Madel Luz ministrou a palestra magna de abertura do evento on-line, transmitido pelo Canal do CNS no Youtube, aberto a todos. Socióloga, filósofa e doutora em ciência política, ela define a saúde como “estar na vida de maneira confortável, progressiva, vital, boa”.  Para a pesquisadora, as práticas nomeadas de integrativas em saúde “são uma forma de olhar o viver” e “o estar bem  pertence à humanidade desde o seu começo de caminho pela civilização”.

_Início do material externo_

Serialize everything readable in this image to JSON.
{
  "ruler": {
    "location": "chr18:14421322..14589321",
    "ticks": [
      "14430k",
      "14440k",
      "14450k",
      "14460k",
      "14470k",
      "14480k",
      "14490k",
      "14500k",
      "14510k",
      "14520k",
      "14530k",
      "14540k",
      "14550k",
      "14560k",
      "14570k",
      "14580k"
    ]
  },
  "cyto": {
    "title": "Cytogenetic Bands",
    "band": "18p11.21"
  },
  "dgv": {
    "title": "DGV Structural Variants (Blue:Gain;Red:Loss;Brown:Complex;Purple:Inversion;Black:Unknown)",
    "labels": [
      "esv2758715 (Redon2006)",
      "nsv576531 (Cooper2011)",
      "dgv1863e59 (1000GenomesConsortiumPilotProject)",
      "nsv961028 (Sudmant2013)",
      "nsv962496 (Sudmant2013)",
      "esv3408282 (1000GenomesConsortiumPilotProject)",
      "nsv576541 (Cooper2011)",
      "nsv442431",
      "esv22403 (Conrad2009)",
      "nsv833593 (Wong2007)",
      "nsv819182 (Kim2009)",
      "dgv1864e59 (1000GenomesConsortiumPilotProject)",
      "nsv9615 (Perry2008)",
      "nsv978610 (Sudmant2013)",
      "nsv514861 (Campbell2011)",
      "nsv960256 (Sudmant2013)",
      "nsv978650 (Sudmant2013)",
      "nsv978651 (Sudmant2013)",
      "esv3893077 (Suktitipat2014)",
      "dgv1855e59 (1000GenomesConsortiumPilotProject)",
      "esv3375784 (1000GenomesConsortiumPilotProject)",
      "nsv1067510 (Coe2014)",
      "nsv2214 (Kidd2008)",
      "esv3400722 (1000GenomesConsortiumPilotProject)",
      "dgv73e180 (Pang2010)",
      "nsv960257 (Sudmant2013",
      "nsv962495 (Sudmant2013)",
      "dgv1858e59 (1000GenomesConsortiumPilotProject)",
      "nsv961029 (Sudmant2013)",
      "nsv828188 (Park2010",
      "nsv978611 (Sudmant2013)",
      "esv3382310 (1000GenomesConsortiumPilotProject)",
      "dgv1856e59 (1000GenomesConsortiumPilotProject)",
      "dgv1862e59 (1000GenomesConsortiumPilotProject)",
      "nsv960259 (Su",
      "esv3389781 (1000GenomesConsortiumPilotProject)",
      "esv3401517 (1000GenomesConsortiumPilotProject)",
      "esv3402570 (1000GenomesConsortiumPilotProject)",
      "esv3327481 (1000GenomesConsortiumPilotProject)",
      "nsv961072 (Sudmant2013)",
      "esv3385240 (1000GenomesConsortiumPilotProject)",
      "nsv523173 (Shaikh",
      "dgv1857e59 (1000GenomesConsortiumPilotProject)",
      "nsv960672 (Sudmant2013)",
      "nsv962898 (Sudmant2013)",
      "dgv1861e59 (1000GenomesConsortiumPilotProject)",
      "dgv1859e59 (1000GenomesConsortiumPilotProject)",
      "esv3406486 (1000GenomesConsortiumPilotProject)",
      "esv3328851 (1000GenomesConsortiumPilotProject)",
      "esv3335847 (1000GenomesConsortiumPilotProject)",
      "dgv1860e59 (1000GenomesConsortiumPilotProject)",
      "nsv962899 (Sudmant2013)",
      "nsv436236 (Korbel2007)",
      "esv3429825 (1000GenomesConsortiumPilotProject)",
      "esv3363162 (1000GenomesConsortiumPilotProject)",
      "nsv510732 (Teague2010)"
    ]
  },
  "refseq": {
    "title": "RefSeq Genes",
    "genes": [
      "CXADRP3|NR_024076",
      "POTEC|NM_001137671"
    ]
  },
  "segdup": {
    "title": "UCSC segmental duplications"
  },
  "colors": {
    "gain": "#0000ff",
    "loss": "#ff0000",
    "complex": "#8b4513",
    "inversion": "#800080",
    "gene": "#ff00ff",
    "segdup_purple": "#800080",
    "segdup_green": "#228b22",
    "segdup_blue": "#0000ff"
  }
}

Na concepção da pesquisadora, a vida se aplica também aos outros seres vivos e aos elementos que formam a dinâmica do planeta Terra. “A cura é o que fazemos, o modo como agimos quando essa dinâmica entre vida e saúde é posta em questão por algum motivo, interno ou de alguma contaminação externa à nossa dinâmica”. Segundo Madel Luz, atualmente o planeta está contaminado por questões que dizem respeito mais à doença e à morte e menos à saúde e à vida, dentre as quais os efeitos climáticos, epidemias, endemias, doenças coletivas não necessariamente transmissíveis, mas que se estabelecem pelo uso contínuo e exagerado de medicamentos. “Uma das formas de adoecimento mais graves é causada pelo consumo excessivo de biofármacos”, alertou, apontando para a dependência que se configura em muitos casos, com impacto no funcionamento do organismo. Essa medicalização não teria por finalidade a cura, mas a venda do produto.

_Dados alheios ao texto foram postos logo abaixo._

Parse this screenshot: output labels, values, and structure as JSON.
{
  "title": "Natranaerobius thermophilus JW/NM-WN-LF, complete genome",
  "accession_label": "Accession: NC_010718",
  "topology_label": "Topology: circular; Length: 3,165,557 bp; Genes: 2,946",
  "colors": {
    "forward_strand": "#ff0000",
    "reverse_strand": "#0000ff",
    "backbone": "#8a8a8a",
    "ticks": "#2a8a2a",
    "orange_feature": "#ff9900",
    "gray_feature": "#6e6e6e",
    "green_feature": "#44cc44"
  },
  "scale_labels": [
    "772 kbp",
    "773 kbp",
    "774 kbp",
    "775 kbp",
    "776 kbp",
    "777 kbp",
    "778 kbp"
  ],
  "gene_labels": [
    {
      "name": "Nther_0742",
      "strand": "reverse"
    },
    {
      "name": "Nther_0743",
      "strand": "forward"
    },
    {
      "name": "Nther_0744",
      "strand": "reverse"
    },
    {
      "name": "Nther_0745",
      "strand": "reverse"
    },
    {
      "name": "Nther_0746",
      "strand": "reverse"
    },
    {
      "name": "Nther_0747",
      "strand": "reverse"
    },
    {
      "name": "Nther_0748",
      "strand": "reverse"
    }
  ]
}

Sobre as práticas integrativas, Madel afirma que a pluralidade e a diversidade delas “nos levam a pensar que não existe a medicina, existem medicinas, muitas e várias formas possíveis talvez de integrar os procedimentos que se originam dessas medicinas”. Para a cientista social, “não é preciso negar a existência ou validade de um modo de meditar, de um chá ou gotas de um tipo de planta”. E sem amizade e uma nova forma de associação do humano consigo mesmo não se terá saúde. Confira o vídeo das apresentações do dia 29 de setembro do seminário do CNS.

ESPAÇO MADEL LUZ

A coordenadora do ObservaPICS, pesquisadora da Fiocruz Islândia Carvalho, anunciou, durante o seminário, a criação de um espaço no site do observatório que reúne toda a obra de Madel Luz de interesse dos estudos sobre PICS. São artigos, aulas e outras produções da professora aposentada das universidades federal e estadual do Rio de Janeiro (UFRJ e UERJ) disponíveis a quem se interessar pelos temas das racionalidades médicas e concepções de saúde refletidas por Madel. “Mais do que construir conceitos, Madel nos ensina a importância de refletir sobre a construção do conhecimento”, destacou Islândia Carvalho. O espaço deve ser atualizado inclusive com novas produções da autora.

“É uma surpresa, fico muito feliz”, reagiu Madel Luz ao saber da homenagem. “Nunca consegui dar aulas sem acrescentar reflexões sobre aquilo (…) é a minha formação meio francesa, meio Pierre Burdier”, observou. Uma pesquisa, segundo Madel, “tem que levar para outras perguntas, procurar outras coisas”. Ela nunca quis fechar a produção acadêmica num produto, optando por compartilhar com as pessoas para que elas posam criar outras coisas contra ou a favor. “Não importa a visão, é só fazer avançar o conhecimento”.